Según Santiago Tobón, responsable de la sede española de Sexto Piso, el español prioritario “suele ser el lugar de mayor apuesta comercial o el de edición del libro”. Almadía, donde la mayoría de las traducciones son mexicanas, también intenta que sean lo más “neutras” posible. Para su editor, Guillermo Quijas Corzo, “es más fácil que en México los libreros acepten traducciones al castellano de España a que libreros españoles acepten traducciones al castellano de México”.
La editorial argentina Chai recurre a la barcelonesa Anna Ferrer Anechina para adaptar sus traducciones. “A veces –dice Ferrer–, siento que es una tarea un poco españocentrista y colonialista. Pero entiendo que un libro adaptado resulte más agradable de leer para alguien que lo haga por placer y/o no esté acostumbrado a otras variantes del idioma”.
Como señala el traductor y escritor Andy Ehrenhaus, refiriéndose a los traductores latinoamericanos que trabajan habitualmente en España, “las normas de estilo de las editoriales españolas alejan a los traductores de los peligros y tentaciones de lo que definen como americanismos”, trazando “una frontera clara entre lo que debe quedar dentro y fuera de la casa; el buen huésped debe tener al menos la delicadeza de no dejar entrar más bichos consigo, de sacudírselos en el felpudo”.
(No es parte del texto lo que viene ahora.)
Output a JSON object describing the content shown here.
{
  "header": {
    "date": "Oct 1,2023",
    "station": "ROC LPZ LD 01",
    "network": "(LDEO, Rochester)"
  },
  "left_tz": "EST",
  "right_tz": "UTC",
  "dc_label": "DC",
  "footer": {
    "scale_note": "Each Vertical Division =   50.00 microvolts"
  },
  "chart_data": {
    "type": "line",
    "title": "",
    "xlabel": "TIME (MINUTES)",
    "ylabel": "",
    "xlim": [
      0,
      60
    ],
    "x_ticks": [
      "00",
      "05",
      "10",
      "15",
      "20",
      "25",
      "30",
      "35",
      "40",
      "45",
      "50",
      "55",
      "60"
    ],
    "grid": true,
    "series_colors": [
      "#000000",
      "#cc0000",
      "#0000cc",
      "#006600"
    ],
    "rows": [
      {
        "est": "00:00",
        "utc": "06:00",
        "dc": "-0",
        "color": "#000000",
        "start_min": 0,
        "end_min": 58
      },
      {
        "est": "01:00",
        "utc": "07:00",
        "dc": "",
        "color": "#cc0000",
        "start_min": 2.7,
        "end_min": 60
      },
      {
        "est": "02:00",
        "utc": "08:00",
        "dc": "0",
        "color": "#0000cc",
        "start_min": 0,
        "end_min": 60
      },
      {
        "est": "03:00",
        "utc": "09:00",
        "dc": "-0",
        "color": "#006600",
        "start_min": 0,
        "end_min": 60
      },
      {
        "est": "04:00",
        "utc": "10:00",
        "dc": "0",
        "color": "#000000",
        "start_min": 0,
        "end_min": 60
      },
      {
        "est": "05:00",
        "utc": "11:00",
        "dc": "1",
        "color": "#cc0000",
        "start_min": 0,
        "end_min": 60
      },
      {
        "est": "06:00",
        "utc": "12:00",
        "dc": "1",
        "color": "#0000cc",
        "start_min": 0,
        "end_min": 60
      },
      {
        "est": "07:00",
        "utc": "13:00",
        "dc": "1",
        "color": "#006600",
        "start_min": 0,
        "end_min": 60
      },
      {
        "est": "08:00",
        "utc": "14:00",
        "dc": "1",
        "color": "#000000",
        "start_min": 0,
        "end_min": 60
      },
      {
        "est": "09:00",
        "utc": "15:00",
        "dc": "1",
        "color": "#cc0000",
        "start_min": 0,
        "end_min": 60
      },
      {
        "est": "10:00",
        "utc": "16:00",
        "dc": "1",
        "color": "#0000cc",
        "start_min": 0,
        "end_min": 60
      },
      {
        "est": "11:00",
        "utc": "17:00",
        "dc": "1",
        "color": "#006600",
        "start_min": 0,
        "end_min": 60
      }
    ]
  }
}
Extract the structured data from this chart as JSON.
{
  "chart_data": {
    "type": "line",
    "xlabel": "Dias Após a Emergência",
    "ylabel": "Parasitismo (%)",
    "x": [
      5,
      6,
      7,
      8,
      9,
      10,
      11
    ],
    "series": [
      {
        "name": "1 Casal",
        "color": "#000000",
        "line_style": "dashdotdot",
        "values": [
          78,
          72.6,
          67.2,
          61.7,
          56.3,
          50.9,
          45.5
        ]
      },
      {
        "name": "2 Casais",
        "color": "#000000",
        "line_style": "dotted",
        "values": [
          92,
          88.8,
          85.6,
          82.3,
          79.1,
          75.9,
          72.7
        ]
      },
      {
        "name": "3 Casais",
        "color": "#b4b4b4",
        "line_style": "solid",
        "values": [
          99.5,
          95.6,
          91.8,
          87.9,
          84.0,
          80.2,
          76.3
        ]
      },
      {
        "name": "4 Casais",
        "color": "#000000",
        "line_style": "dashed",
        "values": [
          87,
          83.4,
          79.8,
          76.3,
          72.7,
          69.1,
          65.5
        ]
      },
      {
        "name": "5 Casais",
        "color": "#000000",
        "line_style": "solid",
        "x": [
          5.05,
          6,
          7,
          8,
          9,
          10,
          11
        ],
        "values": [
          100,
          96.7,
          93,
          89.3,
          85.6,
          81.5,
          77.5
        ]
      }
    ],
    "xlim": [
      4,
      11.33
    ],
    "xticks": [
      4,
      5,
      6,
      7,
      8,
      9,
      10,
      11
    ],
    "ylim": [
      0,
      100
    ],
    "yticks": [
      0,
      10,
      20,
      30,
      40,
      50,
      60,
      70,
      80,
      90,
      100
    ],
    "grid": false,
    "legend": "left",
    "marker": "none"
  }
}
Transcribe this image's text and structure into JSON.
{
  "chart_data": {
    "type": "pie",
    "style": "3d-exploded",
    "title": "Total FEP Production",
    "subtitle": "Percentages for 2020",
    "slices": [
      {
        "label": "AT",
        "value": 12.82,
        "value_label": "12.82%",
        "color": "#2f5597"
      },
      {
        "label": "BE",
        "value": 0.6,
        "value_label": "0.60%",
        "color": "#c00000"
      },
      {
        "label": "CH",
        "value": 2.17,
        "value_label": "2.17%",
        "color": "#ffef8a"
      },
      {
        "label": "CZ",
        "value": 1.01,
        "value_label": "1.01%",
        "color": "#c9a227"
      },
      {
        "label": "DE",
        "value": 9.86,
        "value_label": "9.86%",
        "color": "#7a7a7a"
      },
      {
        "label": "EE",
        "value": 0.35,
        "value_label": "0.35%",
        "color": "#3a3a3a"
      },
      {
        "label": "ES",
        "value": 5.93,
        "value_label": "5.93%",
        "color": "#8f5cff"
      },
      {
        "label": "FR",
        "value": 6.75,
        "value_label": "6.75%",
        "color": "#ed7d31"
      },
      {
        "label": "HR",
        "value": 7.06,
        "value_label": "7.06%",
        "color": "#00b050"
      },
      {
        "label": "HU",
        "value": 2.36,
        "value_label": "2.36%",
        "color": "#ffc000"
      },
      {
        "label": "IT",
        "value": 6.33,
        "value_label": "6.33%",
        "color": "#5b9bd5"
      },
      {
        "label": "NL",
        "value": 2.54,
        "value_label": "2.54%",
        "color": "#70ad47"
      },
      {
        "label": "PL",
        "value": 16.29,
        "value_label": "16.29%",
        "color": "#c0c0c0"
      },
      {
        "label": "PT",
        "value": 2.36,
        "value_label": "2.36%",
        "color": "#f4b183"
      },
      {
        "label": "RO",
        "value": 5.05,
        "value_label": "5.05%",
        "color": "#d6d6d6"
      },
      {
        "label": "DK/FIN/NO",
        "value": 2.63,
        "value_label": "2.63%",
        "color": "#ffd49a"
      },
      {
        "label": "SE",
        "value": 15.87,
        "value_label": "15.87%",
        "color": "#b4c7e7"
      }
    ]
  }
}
Este intento por eliminar las marcas de origen en las traducciones se entronca con otra gran discusión, la de legibilidad versus fidelidad. Un español “neutro” se arriesga inevitablemente a aplanar jergas y coloquialismos del texto original, igualando matices y estilos, y a veces daría la impresión de que al lector español quiere ocultársele, o intentar que olvide, que está leyendo una traducción, en tanto que en América Latina se tiene presente que se trata de una versión de un libro escrito en otro idioma, y esa marca de extranjería puede ser un valor añadido y enriquecer la lectura.
Detrás de todo esto subyacen recelos antiguos. En Argentina se protesta que, mientras en España se traduce al español castizo, allí no se traduce al español rioplatense, aunque eso está cambiando. Jonio González matiza que “tampoco en Argentina ni en México, cuando eran potencias editoriales, se preocuparon por cómo los leerían en Ecuador o Perú”.
Jorge Luis Borges, firmante de una célebre traducción de Kafka, renegó del título de La metamorfosis, prefiriendo La transformación. Al parecer eso se debía a que su traducción se había españolizado al punto de quedar irreconocible. Y es célebre su ataque a la supuesta pureza del español de España en el ensayo “Las alarmas del doctor Américo Castro” (Otras inquisiciones, 1960).
Por otra parte, si en Argentina siempre hay quejas sobre las traducciones españolas, muchos medios españoles no pierden oportunidad de criticar las americanas. “Malas traducciones hay en Argentina, en España y en todas partes –dice González–. En el fondo, es un tema de reivindicación histórica y de una profunda frustración”. Quizá lo mejor sería aceptar que los casi quinientos millones de hablantes del español son potencialmente capaces de entender todas sus variantes y, en lugar de intentar anular las diferencias, celebrarlas. Caso contrario, seguiremos separados por el mismo idioma.